BettySoo and Doug Cox
Where: Victoria Event Centre
When: Saturday, 8 p.m.
Tickets: $24 at Ditch Records, Lyle's Place and brownpapertickets.com
Mention "Betty Sue" and "Texas" in the same sentence and a certain mental image pops up.
Cowboy boots, certainly. And, just maybe, a red-checked shirt tied at the waist.
This singer-songwriter is indeed from Texas - Austin to be exact.
However, the Betty Sue in question is actually BettySoo. (Her stage name combines her first and middle names; she keeps her last name secret). And she's of Korean-American descent.
On Saturday night, BettySoo teams up with Cumberland's Doug Cox for a duo show at the Victoria Event Centre.
Cox is a Juno Award-nominated dobro guitarist who is also artistic director of the Vancouver Island Music Festival in Courtenay.

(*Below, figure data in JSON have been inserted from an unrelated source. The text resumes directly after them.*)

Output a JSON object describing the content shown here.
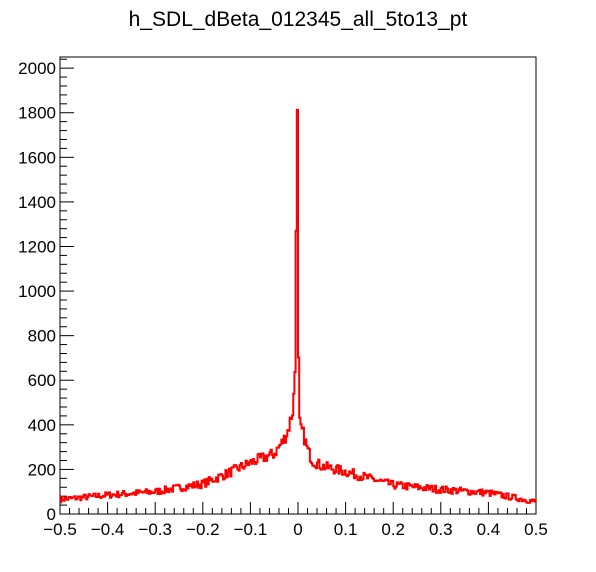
{
  "chart_data": {
    "type": "line",
    "title": "h_SDL_dBeta_012345_all_5to13_pt",
    "xlabel": "",
    "ylabel": "",
    "xlim": [
      -0.5,
      0.5
    ],
    "ylim": [
      0,
      2050
    ],
    "x_ticks": [
      -0.5,
      -0.4,
      -0.3,
      -0.2,
      -0.1,
      0,
      0.1,
      0.2,
      0.3,
      0.4,
      0.5
    ],
    "x_tick_labels": [
      "−0.5",
      "−0.4",
      "−0.3",
      "−0.2",
      "−0.1",
      "0",
      "0.1",
      "0.2",
      "0.3",
      "0.4",
      "0.5"
    ],
    "y_ticks": [
      0,
      200,
      400,
      600,
      800,
      1000,
      1200,
      1400,
      1600,
      1800,
      2000
    ],
    "y_tick_labels": [
      "0",
      "200",
      "400",
      "600",
      "800",
      "1000",
      "1200",
      "1400",
      "1600",
      "1800",
      "2000"
    ],
    "grid": false,
    "series": [
      {
        "color": "#ff0000",
        "x": [
          -0.5,
          -0.4,
          -0.3,
          -0.2,
          -0.15,
          -0.1,
          -0.05,
          -0.03,
          -0.02,
          -0.015,
          -0.01,
          -0.005,
          -0.004,
          -0.003,
          -0.002,
          -0.001,
          0.0,
          0.001,
          0.002,
          0.003,
          0.005,
          0.01,
          0.015,
          0.02,
          0.03,
          0.05,
          0.1,
          0.15,
          0.2,
          0.3,
          0.4,
          0.5
        ],
        "y": [
          65,
          85,
          100,
          135,
          180,
          230,
          270,
          330,
          380,
          430,
          470,
          700,
          1110,
          1950,
          1945,
          1720,
          1250,
          700,
          600,
          420,
          380,
          370,
          330,
          290,
          240,
          215,
          190,
          160,
          130,
          110,
          95,
          55
        ]
      }
    ]
  }
}
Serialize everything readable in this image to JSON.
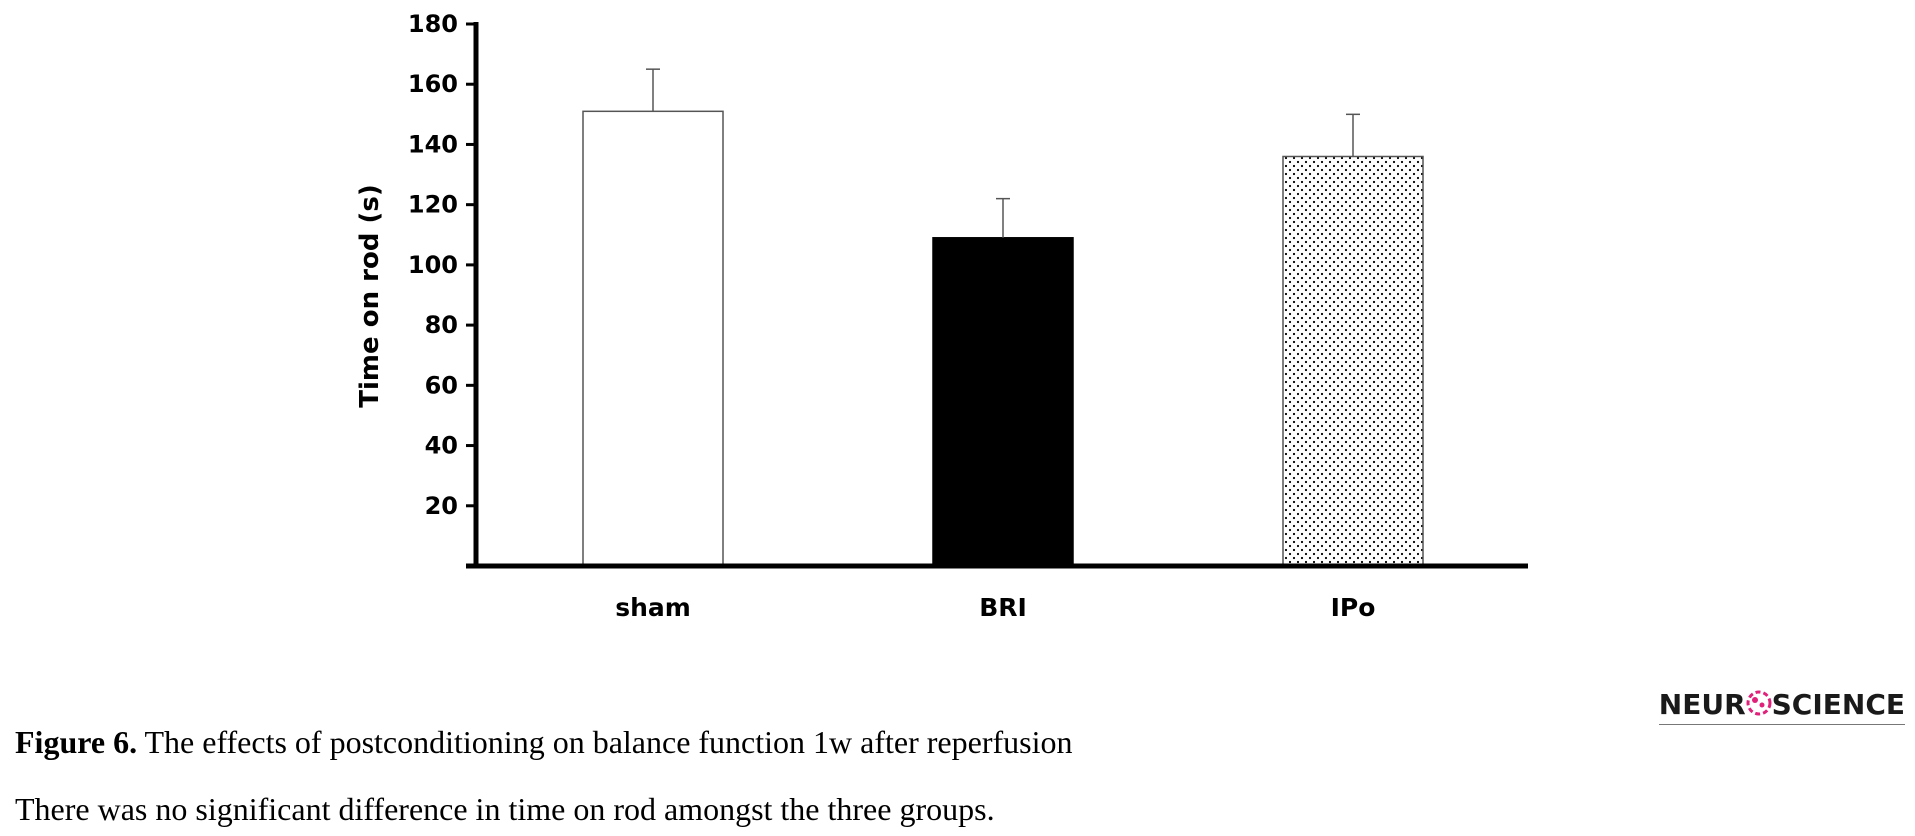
{
  "chart_data": {
    "type": "bar",
    "categories": [
      "sham",
      "BRI",
      "IPo"
    ],
    "values": [
      151,
      109,
      136
    ],
    "error_plus": [
      14,
      13,
      14
    ],
    "ylabel": "Time on rod (s)",
    "xlabel": "",
    "ylim": [
      0,
      180
    ],
    "yticks": [
      20,
      40,
      60,
      80,
      100,
      120,
      140,
      160,
      180
    ],
    "bar_fills": [
      "white",
      "black",
      "dotted"
    ],
    "grid": false
  },
  "logo": {
    "left": "NEUR",
    "right": "SCIENCE",
    "accent_color": "#e0207a"
  },
  "caption": {
    "label": "Figure 6.",
    "text": "The effects of postconditioning on balance function 1w after reperfusion"
  },
  "note": "There was no significant difference in time on rod amongst the three groups."
}
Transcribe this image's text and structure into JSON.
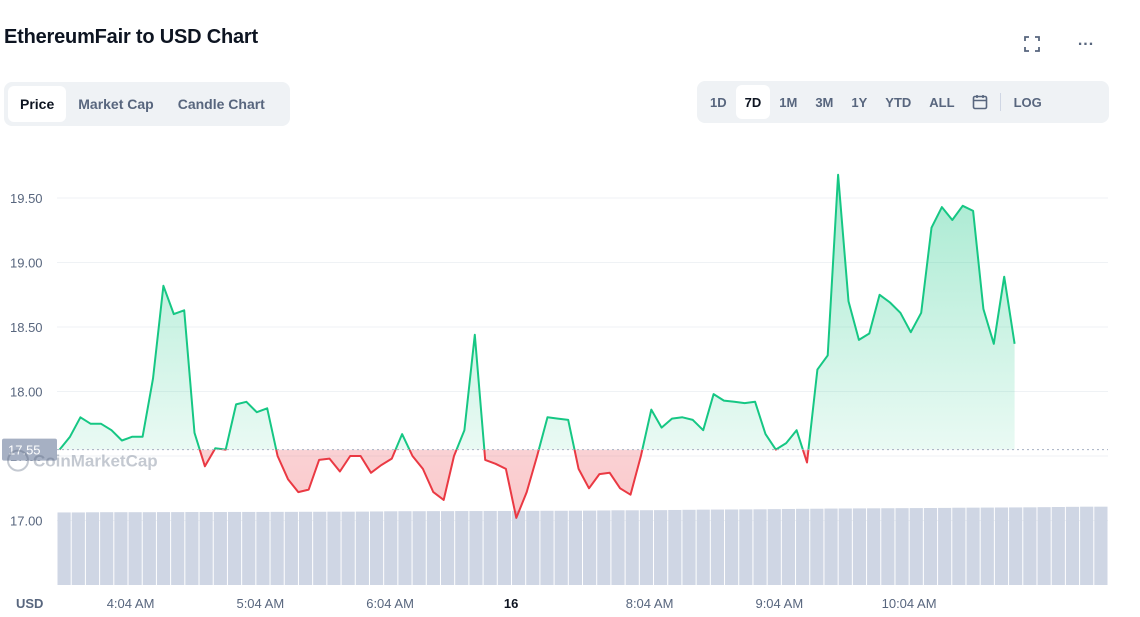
{
  "header": {
    "title": "EthereumFair to USD Chart",
    "fullscreen_icon": "fullscreen-icon",
    "more_icon": "more-icon",
    "more_label": "..."
  },
  "tabs": [
    {
      "label": "Price",
      "active": true
    },
    {
      "label": "Market Cap",
      "active": false
    },
    {
      "label": "Candle Chart",
      "active": false
    }
  ],
  "ranges": [
    {
      "label": "1D",
      "active": false
    },
    {
      "label": "7D",
      "active": true
    },
    {
      "label": "1M",
      "active": false
    },
    {
      "label": "3M",
      "active": false
    },
    {
      "label": "1Y",
      "active": false
    },
    {
      "label": "YTD",
      "active": false
    },
    {
      "label": "ALL",
      "active": false
    }
  ],
  "calendar_icon": "calendar-icon",
  "log_label": "LOG",
  "watermark": "CoinMarketCap",
  "colors": {
    "up": "#16c784",
    "down": "#ea3943",
    "volume": "#cfd6e4",
    "grid": "#eff2f5",
    "axis_text": "#58667e"
  },
  "chart_data": {
    "type": "line",
    "currency_label": "USD",
    "baseline_label": "17.55",
    "baseline": 17.55,
    "ylim": [
      16.5,
      19.95
    ],
    "xlim": [
      3.5,
      11.6
    ],
    "yticks": [
      {
        "value": 17.0,
        "label": "17.00"
      },
      {
        "value": 17.5,
        "label": "17.50"
      },
      {
        "value": 18.0,
        "label": "18.00"
      },
      {
        "value": 18.5,
        "label": "18.50"
      },
      {
        "value": 19.0,
        "label": "19.00"
      },
      {
        "value": 19.5,
        "label": "19.50"
      }
    ],
    "xticks": [
      {
        "value": 4.067,
        "label": "4:04 AM"
      },
      {
        "value": 5.067,
        "label": "5:04 AM"
      },
      {
        "value": 6.067,
        "label": "6:04 AM"
      },
      {
        "value": 7.0,
        "label": "16",
        "bold": true
      },
      {
        "value": 8.067,
        "label": "8:04 AM"
      },
      {
        "value": 9.067,
        "label": "9:04 AM"
      },
      {
        "value": 10.067,
        "label": "10:04 AM"
      }
    ],
    "x_units": "hours",
    "price": [
      [
        3.52,
        17.55
      ],
      [
        3.6,
        17.65
      ],
      [
        3.68,
        17.8
      ],
      [
        3.76,
        17.75
      ],
      [
        3.84,
        17.75
      ],
      [
        3.92,
        17.7
      ],
      [
        4.0,
        17.62
      ],
      [
        4.08,
        17.65
      ],
      [
        4.16,
        17.65
      ],
      [
        4.24,
        18.1
      ],
      [
        4.32,
        18.82
      ],
      [
        4.4,
        18.6
      ],
      [
        4.48,
        18.63
      ],
      [
        4.56,
        17.68
      ],
      [
        4.64,
        17.42
      ],
      [
        4.72,
        17.56
      ],
      [
        4.8,
        17.55
      ],
      [
        4.88,
        17.9
      ],
      [
        4.96,
        17.92
      ],
      [
        5.04,
        17.84
      ],
      [
        5.12,
        17.87
      ],
      [
        5.2,
        17.5
      ],
      [
        5.28,
        17.32
      ],
      [
        5.36,
        17.22
      ],
      [
        5.44,
        17.24
      ],
      [
        5.52,
        17.47
      ],
      [
        5.6,
        17.48
      ],
      [
        5.68,
        17.38
      ],
      [
        5.76,
        17.5
      ],
      [
        5.84,
        17.5
      ],
      [
        5.92,
        17.37
      ],
      [
        6.0,
        17.43
      ],
      [
        6.08,
        17.48
      ],
      [
        6.16,
        17.67
      ],
      [
        6.24,
        17.5
      ],
      [
        6.32,
        17.4
      ],
      [
        6.4,
        17.22
      ],
      [
        6.48,
        17.16
      ],
      [
        6.56,
        17.5
      ],
      [
        6.64,
        17.7
      ],
      [
        6.72,
        18.44
      ],
      [
        6.8,
        17.47
      ],
      [
        6.88,
        17.44
      ],
      [
        6.96,
        17.4
      ],
      [
        7.04,
        17.02
      ],
      [
        7.12,
        17.22
      ],
      [
        7.2,
        17.5
      ],
      [
        7.28,
        17.8
      ],
      [
        7.36,
        17.79
      ],
      [
        7.44,
        17.78
      ],
      [
        7.52,
        17.4
      ],
      [
        7.6,
        17.25
      ],
      [
        7.68,
        17.36
      ],
      [
        7.76,
        17.37
      ],
      [
        7.84,
        17.25
      ],
      [
        7.92,
        17.2
      ],
      [
        8.0,
        17.5
      ],
      [
        8.08,
        17.86
      ],
      [
        8.16,
        17.72
      ],
      [
        8.24,
        17.79
      ],
      [
        8.32,
        17.8
      ],
      [
        8.4,
        17.78
      ],
      [
        8.48,
        17.7
      ],
      [
        8.56,
        17.98
      ],
      [
        8.64,
        17.93
      ],
      [
        8.72,
        17.92
      ],
      [
        8.8,
        17.91
      ],
      [
        8.88,
        17.92
      ],
      [
        8.96,
        17.67
      ],
      [
        9.04,
        17.55
      ],
      [
        9.12,
        17.6
      ],
      [
        9.2,
        17.7
      ],
      [
        9.28,
        17.45
      ],
      [
        9.36,
        18.17
      ],
      [
        9.44,
        18.28
      ],
      [
        9.52,
        19.68
      ],
      [
        9.6,
        18.7
      ],
      [
        9.68,
        18.4
      ],
      [
        9.76,
        18.45
      ],
      [
        9.84,
        18.75
      ],
      [
        9.92,
        18.69
      ],
      [
        10.0,
        18.61
      ],
      [
        10.08,
        18.46
      ],
      [
        10.16,
        18.61
      ],
      [
        10.24,
        19.27
      ],
      [
        10.32,
        19.43
      ],
      [
        10.4,
        19.33
      ],
      [
        10.48,
        19.44
      ],
      [
        10.56,
        19.4
      ],
      [
        10.64,
        18.64
      ],
      [
        10.72,
        18.37
      ],
      [
        10.8,
        18.89
      ],
      [
        10.88,
        18.37
      ]
    ],
    "volume": [
      0.88,
      0.88,
      0.882,
      0.883,
      0.883,
      0.883,
      0.883,
      0.884,
      0.884,
      0.885,
      0.885,
      0.885,
      0.886,
      0.886,
      0.886,
      0.887,
      0.887,
      0.888,
      0.888,
      0.889,
      0.889,
      0.89,
      0.892,
      0.894,
      0.895,
      0.895,
      0.896,
      0.896,
      0.897,
      0.897,
      0.898,
      0.898,
      0.899,
      0.899,
      0.9,
      0.9,
      0.901,
      0.902,
      0.904,
      0.906,
      0.906,
      0.907,
      0.908,
      0.91,
      0.912,
      0.914,
      0.915,
      0.916,
      0.917,
      0.918,
      0.92,
      0.922,
      0.924,
      0.925,
      0.927,
      0.928,
      0.929,
      0.93,
      0.931,
      0.932,
      0.933,
      0.934,
      0.935,
      0.937,
      0.938,
      0.939,
      0.94,
      0.941,
      0.942,
      0.944,
      0.946,
      0.948,
      0.95,
      0.95
    ]
  }
}
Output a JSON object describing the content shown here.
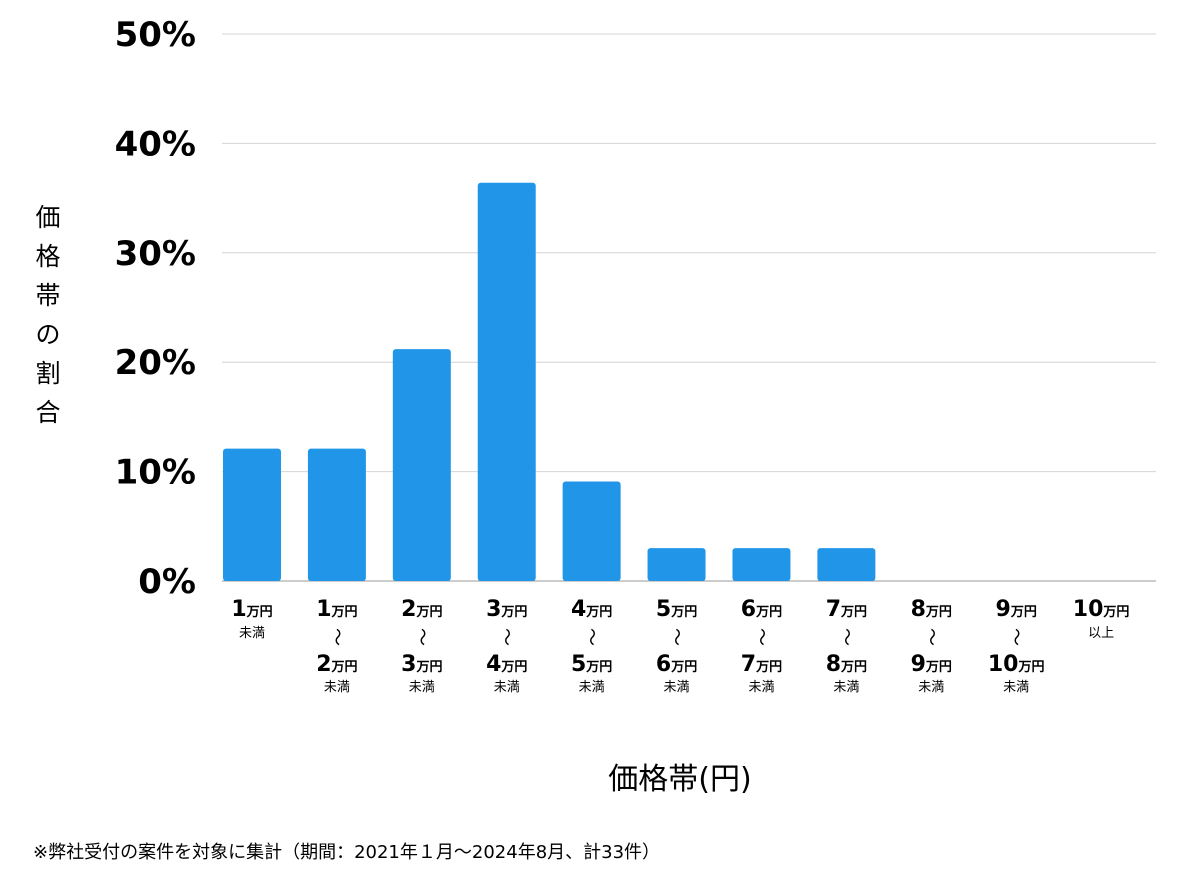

The partnership has been Cox's main musical venture for the past two years. In 2011, the pair toured for eight months through Canada, the U.S. and Europe.
In Victoria, BettySoo and Cox will interpret folk/roots music by songwriters such as Betty Elders, Doug Sahm, Loudon Wainwright III and Woody Guthrie.
BettySoo, a crystalline-voiced soprano, embraces a style as down-home as any Texas singer, while Cox's slide guitar wraps each song with serpentine grace.
Asked recently if there are many singer-songwriters of Korean descent in Texas, BettySoo laughed. The subject does tend to surface in interviews.
"I don't believe many people think there are a lot anywhere," she said.
Since dropping out of graduate school and ditching plans to be a teacher, BettySoo has achieved tangible success in her eight years as a pro musician.
In 2008, she was named Kerrville New Folk winner at the prestigious Kerrville Folk Festival in Texas.
As well as a pair of solo recordings, BettySoo has cut two albums with Co Across the Borderline: Lie to Me and this year, Across the Borderline: More Lies.
Her parents, who emigrated to the U.S. in the early 1970s from Korea, are doctors who operate a Medicare clinic.
BettySoo, one of four daughters, grew up in the town of Spring, Texas, near Houston. In her family, hard work and discipline were the order of the day. Her father encouraged her to strive three times as hard as anyone else.
While the focus was on academic achievement, music was also a big part of the household. BettySoo and her sisters sang at church.
She started piano lessons at age five, and also studied the oboe, flute and violin. By high school, BettySoo was listening to roots-country artists such as Lyle Lovett, Nanci Griffith and Shawn Mullins.
She met Cox just two years ago, when the pair taught at Acoustic Alaska Guitar Camp in Wasilla.
They found they had a shared love for the same artists - folks such as Guy Clark, Townes Van Zandt and Doug Sahm who, while highly regarded, are not household names.
"We became pretty quick friends that way," BettySoo said.
Cox immediately clicked with her musically during camp jam sessions.
"I'm truly moved by BettySoo's singing and her guitar playing," he said. "She's one of the finest rhythm players I've ever worked with. And that makes me play a certain way."
BettySoo says their ability to get along off the stage as well as on is helpful during long tours.
"It's great to find people you like playing with and you can sit with in a car for hours," she said.